The experienced flanker was involved in a 10th-minute incident in which he threw himself in Murray's direction as the 27-year-old got a box-kick away, colliding with his standing leg after the ball had left his boot.
Although there were a number of New Zealanders who came through on Murray, that incident is understood to have been the one that prompted Warren Gatland to go public in the belief that the tackling put his player in danger.
Kaino was not penalised at the time of the incident, nor was he cited for any offence.
At 34, Kaino is one of the most experienced members of the All Black squad.
A double World Cup winner, he is fully aware of the charges laid at his feet after fans got in touch with him directly on social media, and he decided to confront the issue head-on.
"I think what is at question here is my intent and what kind of player I am, and all I can say is that I never go into a game thinking that I am going to target someone and intentionally hurt them. I just wanted to clear that up," he said.
"It is never our intention to go out and intentionally injure someone outside the laws.
"We play hard and we play fair. That incident was a one-off. It is never our intention to go out and try and single anyone out.
"It was more (about) timing. He is very quick getting the ball to foot, and there was a bit of timing there.
"But what has been said out there about malice and intention to hurt someone, that is never the case. It wasn't my intention to hurt anyone and to play outside the rules. I wasn't cited. I don't think I should have been.
"I've seen it reviewing the game and it has popped up on my Twitter feed about a million times, so it is a bit hard to avoid it," he added.
"It is never nice when you have things done to you outside the laws, and the way we do things, it's within the spirit of the game.
"I didn't go in to tackle him. I rolled into his leg. What I was trying to do, his swinging foot - if you can disrupt that - it's like an ankle-tap, so you disrupt the kick. My timing was off, and I rolled into his planted foot, and that's what I believed happened."
Kaino does not feel the furore around the incident will affect him ahead of Saturday's second Test.
"It is a different game now, and a different world with social media added into it. But you learn how to block things out, and you have great people around you that you get good advice from.
"You have a glance at it, but it doesn't affect me too much.
"We haven't really focused too much on what the coaches say between each other. Our focus for our team is how we can get better for next weekend and get the win.

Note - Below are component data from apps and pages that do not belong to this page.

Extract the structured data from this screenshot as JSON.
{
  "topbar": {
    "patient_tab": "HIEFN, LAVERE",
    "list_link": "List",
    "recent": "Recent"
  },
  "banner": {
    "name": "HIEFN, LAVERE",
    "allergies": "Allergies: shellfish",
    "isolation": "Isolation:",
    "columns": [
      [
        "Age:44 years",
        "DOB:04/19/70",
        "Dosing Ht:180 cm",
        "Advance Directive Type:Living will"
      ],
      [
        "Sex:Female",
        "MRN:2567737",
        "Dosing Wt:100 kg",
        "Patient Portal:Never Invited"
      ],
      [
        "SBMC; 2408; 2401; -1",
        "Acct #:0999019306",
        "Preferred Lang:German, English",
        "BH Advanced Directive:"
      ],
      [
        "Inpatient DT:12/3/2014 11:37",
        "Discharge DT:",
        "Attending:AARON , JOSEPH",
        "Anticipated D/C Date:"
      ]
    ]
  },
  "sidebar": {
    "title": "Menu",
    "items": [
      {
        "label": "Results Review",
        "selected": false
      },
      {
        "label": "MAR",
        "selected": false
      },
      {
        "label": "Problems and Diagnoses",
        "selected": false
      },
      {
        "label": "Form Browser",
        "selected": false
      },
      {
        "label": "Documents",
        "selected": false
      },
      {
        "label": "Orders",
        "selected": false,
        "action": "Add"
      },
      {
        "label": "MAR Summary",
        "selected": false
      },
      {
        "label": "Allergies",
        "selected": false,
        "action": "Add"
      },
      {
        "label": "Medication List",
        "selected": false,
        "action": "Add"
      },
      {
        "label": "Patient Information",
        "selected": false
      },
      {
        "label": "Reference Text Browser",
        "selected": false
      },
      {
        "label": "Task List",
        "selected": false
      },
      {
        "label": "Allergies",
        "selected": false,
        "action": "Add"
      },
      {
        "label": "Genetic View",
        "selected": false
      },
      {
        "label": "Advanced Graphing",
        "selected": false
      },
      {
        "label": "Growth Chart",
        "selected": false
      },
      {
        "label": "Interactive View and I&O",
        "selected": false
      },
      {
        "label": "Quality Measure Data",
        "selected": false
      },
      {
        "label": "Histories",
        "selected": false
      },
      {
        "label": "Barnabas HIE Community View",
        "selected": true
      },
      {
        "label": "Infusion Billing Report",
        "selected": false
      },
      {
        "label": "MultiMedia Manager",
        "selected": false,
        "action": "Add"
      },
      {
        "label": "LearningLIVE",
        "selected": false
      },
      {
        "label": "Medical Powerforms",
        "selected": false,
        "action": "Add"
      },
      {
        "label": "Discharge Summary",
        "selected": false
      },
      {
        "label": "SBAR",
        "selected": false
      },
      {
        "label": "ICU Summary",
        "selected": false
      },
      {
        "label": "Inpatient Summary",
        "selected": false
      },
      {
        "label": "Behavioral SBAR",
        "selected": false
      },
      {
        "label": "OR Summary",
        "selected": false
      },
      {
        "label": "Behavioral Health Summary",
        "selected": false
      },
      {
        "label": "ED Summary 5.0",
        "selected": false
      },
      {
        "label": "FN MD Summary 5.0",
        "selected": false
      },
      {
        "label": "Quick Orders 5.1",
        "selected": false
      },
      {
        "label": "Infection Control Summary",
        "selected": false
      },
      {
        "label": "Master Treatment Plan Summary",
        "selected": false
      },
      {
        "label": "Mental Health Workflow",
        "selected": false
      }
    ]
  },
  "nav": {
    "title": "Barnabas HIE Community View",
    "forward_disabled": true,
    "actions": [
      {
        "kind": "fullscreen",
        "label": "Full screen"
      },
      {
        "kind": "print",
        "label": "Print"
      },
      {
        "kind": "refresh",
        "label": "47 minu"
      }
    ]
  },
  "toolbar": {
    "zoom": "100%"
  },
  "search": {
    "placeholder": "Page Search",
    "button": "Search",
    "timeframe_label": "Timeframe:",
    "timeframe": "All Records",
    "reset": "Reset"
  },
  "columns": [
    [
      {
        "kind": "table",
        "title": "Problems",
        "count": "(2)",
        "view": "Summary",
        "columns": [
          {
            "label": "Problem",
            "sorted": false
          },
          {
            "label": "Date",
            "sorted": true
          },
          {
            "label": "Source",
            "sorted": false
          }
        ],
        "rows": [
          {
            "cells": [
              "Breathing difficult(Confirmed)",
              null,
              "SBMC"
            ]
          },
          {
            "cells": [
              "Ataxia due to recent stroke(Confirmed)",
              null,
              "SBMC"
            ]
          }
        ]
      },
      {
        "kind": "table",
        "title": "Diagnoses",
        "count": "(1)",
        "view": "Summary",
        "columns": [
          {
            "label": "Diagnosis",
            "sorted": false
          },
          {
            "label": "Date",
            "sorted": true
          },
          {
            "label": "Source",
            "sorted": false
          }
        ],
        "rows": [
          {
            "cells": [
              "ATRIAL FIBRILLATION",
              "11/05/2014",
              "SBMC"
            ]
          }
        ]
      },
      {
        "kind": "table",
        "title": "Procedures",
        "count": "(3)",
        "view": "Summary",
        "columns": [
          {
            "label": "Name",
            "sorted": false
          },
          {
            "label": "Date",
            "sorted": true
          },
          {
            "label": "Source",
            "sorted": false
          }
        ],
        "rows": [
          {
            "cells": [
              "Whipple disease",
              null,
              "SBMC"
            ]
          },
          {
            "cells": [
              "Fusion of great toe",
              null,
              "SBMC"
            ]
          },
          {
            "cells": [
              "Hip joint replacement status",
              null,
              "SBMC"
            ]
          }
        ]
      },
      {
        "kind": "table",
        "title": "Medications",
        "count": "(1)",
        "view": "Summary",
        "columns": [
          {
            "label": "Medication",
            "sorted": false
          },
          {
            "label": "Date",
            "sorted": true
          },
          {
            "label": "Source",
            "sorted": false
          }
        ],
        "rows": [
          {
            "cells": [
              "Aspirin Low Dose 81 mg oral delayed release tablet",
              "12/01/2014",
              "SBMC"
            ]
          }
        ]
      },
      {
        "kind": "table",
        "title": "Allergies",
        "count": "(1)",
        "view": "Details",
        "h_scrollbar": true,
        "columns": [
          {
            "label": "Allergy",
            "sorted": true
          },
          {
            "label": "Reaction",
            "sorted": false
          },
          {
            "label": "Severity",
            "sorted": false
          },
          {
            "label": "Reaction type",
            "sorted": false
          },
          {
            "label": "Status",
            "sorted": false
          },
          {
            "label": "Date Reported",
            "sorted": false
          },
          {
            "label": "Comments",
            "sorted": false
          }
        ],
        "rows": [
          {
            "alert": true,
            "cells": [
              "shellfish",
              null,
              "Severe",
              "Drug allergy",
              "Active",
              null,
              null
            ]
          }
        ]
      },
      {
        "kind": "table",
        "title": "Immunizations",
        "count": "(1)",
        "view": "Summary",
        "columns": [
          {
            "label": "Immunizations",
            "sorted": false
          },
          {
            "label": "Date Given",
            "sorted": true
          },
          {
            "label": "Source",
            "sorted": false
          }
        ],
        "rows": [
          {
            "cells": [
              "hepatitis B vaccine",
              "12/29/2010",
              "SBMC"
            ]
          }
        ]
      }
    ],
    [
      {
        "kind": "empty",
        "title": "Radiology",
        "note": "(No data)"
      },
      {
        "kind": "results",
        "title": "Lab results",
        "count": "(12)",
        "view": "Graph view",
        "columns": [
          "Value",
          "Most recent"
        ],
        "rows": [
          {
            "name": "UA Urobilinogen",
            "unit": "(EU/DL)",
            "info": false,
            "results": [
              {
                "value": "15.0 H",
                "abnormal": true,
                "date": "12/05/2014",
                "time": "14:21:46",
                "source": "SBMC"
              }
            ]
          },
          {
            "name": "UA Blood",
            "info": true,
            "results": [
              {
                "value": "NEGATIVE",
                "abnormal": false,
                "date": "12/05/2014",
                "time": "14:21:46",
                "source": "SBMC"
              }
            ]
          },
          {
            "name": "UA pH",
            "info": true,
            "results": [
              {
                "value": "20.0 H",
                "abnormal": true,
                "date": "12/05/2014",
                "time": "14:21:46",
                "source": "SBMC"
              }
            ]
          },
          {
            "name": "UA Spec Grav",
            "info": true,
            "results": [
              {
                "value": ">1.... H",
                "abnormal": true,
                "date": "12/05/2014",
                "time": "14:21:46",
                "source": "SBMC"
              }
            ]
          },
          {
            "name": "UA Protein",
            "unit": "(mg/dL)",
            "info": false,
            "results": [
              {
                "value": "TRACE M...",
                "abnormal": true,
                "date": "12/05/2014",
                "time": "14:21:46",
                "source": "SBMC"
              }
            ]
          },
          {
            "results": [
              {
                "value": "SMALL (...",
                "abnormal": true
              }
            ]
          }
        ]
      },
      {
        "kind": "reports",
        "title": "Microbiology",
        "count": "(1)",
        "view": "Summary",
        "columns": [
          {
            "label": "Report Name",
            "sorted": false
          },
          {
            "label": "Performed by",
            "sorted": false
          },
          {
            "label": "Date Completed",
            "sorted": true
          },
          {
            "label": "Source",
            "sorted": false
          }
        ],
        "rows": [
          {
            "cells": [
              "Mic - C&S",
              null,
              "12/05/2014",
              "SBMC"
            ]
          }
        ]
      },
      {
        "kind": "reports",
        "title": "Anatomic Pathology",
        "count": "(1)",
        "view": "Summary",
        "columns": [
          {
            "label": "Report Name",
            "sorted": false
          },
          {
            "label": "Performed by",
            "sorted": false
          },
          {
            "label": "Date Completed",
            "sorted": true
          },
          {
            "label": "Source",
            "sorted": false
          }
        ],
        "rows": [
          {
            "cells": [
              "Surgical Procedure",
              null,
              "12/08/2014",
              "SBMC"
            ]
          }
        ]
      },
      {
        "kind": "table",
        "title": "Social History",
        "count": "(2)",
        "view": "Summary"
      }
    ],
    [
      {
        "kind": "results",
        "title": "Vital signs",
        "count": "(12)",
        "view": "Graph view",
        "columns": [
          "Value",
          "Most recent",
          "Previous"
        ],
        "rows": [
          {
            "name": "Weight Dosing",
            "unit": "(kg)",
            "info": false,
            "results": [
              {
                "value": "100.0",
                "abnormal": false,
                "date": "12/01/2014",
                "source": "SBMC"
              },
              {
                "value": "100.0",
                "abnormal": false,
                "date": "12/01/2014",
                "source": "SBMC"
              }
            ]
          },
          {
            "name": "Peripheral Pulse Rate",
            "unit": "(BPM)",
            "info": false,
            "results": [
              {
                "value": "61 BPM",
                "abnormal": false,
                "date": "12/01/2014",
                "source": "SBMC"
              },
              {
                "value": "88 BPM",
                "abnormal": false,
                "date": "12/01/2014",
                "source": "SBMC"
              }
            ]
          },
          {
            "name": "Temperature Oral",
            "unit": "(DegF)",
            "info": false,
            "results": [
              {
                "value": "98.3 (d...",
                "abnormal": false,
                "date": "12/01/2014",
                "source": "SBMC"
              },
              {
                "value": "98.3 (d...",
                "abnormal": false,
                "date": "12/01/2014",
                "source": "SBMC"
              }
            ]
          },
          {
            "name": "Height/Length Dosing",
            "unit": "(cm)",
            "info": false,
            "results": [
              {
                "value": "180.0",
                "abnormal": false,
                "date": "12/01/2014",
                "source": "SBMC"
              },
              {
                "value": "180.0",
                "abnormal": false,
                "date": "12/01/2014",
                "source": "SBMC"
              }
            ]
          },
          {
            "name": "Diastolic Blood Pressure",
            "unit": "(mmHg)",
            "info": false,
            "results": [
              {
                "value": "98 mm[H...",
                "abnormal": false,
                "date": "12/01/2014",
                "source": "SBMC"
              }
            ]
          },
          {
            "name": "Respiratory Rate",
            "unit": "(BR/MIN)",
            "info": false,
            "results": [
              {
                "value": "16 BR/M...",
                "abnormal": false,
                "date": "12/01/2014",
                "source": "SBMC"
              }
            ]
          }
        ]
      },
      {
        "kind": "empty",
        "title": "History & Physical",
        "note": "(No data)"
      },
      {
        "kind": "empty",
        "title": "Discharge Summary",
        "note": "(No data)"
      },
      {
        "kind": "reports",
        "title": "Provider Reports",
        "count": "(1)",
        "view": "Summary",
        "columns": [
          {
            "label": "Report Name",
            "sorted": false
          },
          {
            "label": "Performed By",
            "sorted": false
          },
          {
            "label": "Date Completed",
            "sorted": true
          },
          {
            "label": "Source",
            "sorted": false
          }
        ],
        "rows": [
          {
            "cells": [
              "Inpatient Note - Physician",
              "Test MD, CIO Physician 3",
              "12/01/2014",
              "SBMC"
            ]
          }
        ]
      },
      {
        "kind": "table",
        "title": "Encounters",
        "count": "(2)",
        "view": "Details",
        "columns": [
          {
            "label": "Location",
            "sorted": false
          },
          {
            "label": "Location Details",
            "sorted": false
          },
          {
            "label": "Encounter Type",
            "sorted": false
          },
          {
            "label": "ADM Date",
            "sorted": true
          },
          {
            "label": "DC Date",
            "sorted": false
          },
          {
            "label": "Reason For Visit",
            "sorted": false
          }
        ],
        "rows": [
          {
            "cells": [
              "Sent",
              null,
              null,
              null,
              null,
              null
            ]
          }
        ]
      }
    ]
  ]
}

"Whatever is said out there in the media world doesn't really affect us too much, and it shouldn't."
Kaino says the All Blacks' focus is on improving their performance in order to secure the series victory at the Westpac Stadium on Saturday.
And he said he'll think twice about the way he goes about trying to get at the No.9 this weekend given the additional focus.
"We need to make sure we are on the right side of the law when we do things, and I thought I was there," he said.
"Individually a lot of us weren't too happy with our performances, and focusing on other comments is not going to fix individual performances. I don't think it bothers us too much what is going on outside."